Кого-то интересовал рассказ о событиях на борту, в мельчайших деталях и подробностях. Другой показывал множество фотографии, требуя опознать лица: тысячи людей мелькали на экране планшета, так что рука под конец листать устала. Третий пришел с мини проектором, вывел схему «Хрустальной Принцессы» на белую стену и попросил показать маршрут перемещения. Знать бы его самому. Если в начале еще что-то мог вспомнить, то последние дни пребывания на борту превратились в сплошной кошмар: мешанина из реальности и галлюцинаций, порожденных горячечным бредом. Чего удивляться, если температура тела в момент обнаружения была за сорок, а кровь как никогда приблизилась к точке закипания.

Только товарища со схемой корабля подобные детали мало волновали: он мучал меня остаток дня, потом пришел на следующий, и еще раз, так и захаживал до конца недели. Кроме него были юристы с бумагами о неразглашении, странный дядька похожий на психолога, интересовавшийся переживаниями и мыслями по поводу. Чего мне переживать: лежу в мягкой постели, где вдоволь кормят и поят. Все лучше, чем ползать по бесконечным трубам и держаться на одних печеньках и мыслях о воде.

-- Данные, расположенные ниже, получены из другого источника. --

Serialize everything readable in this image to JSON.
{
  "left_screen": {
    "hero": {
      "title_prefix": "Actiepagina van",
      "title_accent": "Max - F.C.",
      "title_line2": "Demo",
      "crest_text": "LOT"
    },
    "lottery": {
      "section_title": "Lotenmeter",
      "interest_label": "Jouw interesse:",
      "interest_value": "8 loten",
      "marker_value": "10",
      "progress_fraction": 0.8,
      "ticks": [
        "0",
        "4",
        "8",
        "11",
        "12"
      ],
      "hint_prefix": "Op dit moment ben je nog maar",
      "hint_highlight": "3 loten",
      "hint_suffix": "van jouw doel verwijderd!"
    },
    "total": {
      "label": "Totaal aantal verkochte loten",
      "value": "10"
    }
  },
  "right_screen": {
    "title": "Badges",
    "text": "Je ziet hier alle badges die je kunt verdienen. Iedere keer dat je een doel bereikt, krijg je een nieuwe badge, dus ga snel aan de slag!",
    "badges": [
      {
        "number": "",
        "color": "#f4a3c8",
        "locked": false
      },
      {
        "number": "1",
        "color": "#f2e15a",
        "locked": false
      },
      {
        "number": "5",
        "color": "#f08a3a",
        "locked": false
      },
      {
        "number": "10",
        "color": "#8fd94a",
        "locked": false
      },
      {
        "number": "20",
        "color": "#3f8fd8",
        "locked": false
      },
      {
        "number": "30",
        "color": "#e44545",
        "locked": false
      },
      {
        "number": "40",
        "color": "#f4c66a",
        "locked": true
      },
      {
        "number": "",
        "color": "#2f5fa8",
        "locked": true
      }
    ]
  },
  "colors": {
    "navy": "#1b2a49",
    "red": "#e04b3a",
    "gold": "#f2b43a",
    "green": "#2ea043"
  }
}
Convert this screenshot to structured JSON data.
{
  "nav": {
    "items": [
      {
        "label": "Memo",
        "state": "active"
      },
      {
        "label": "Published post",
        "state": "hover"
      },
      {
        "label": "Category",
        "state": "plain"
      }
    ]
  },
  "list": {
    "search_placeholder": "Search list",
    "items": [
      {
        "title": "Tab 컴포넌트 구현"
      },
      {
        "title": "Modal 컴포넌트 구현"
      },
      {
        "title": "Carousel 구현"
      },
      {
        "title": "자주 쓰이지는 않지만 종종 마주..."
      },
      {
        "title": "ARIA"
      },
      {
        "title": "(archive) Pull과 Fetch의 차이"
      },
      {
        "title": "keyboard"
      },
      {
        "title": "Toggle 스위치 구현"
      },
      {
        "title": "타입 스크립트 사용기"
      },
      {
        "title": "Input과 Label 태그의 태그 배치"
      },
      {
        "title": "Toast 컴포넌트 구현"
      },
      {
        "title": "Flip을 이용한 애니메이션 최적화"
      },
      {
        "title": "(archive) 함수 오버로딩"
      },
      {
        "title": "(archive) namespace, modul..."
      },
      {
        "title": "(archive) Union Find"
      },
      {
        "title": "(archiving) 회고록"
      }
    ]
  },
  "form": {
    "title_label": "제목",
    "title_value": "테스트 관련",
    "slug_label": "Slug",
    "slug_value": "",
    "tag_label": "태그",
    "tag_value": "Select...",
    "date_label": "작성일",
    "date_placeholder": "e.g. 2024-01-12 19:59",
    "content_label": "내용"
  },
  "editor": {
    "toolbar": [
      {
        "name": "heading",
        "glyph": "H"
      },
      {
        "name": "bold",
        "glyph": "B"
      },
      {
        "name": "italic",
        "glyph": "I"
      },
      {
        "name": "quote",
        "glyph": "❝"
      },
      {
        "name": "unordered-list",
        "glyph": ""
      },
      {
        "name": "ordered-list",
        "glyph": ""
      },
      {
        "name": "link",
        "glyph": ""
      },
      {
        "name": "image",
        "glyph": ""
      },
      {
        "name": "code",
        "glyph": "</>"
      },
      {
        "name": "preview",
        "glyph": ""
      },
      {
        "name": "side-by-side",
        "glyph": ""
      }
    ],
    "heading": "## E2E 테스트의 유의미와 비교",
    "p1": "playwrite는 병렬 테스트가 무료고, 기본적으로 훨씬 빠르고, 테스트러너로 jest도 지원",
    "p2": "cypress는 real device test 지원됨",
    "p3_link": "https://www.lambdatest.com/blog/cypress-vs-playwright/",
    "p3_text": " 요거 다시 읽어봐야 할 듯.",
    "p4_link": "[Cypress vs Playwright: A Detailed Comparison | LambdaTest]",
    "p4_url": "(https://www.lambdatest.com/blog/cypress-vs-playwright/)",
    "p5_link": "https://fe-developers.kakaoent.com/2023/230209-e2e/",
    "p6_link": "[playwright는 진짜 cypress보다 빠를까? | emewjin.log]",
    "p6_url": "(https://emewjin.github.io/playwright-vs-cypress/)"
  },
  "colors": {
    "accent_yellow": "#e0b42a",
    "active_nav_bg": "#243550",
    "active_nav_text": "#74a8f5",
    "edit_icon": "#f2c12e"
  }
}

Последним пришел Хорхе Леши: вечно помятый и, если судить по щетине, толком не спавший четвертые сутки. Рубаха торчит, волосы всклокочены, одни глаза горят живым блеском.

- Почему я не удивлен, - заявил он с порога.

- Наставник, какими судьбами? Снова дверью ошиблись?

Хорхе сел на стул и откинувшись на спинку, вальяжно развалился.

- Во-первых не смешно, - заявил он, - а во-вторых я не твой наставник.

Как так? Видимо, вопрос легко читался на моем лице, поэтому Хорхе счел нужным пояснить:

- Выпуск состоялся несколько дней назад, добро пожаловать в новую семью, детектив.

Перед глазами пробежала целая череда событий из прошлого. Вот я на последнем звонке, стою на импровизированной сцене в школьной столовой и вместе с другими учениками пою грустную песню про учителей и про расставаться пора. Степаныч - директор школы, мужик строгий, но справедливый, жмет руку и требует не посрамить честь школы в «этих институтах». Он последние полгода только об этом и говорил, стоило попасться на глаза в коридоре. Исключительно мне одному, словно на Воронове эта самая честь и держалась.

Новая картинка, где я впервые переступаю порог казармы, ищу следы иномирья в каждом флакончике. Знакомство с Вейзером, первая пьянка группы, пловец-расист и разговор с Ловинс на берегу ночного озера. События мелькают одно за другим, проносятся перед глазами: хорошие и плохие, веселые и не очень. Четыре года отучился в академии, долгих четыре года, чтобы лежа в больничной палате поставить жирную точку. Не кидать мне четырехугольную шапочку-конфедератку в воздух, не выходить под аплодисменты за дипломом или как у них здесь положено. Не быть на выпускных фото, не слушать нудную речь Носовского и оказаться в стороне от праздника, который заслужил.

А еще я пропустил заключительную пьянку группы. Самую последнюю, ради которой сняли целый особняк в курортной зоне, и куда меня в кои-то веки сподобились пригласить. Сам Мэдфорд снизошел до общения, попросив:

- Воронов, никакого самогона. Еще не хватало, что бы жирный нажрался и начал метать топорики в МакСтоуна.

Я все пропустил… все торжественные мероприятия. В памяти о выпускном останется разве что бесконечно длинная труба и ветер в рожу.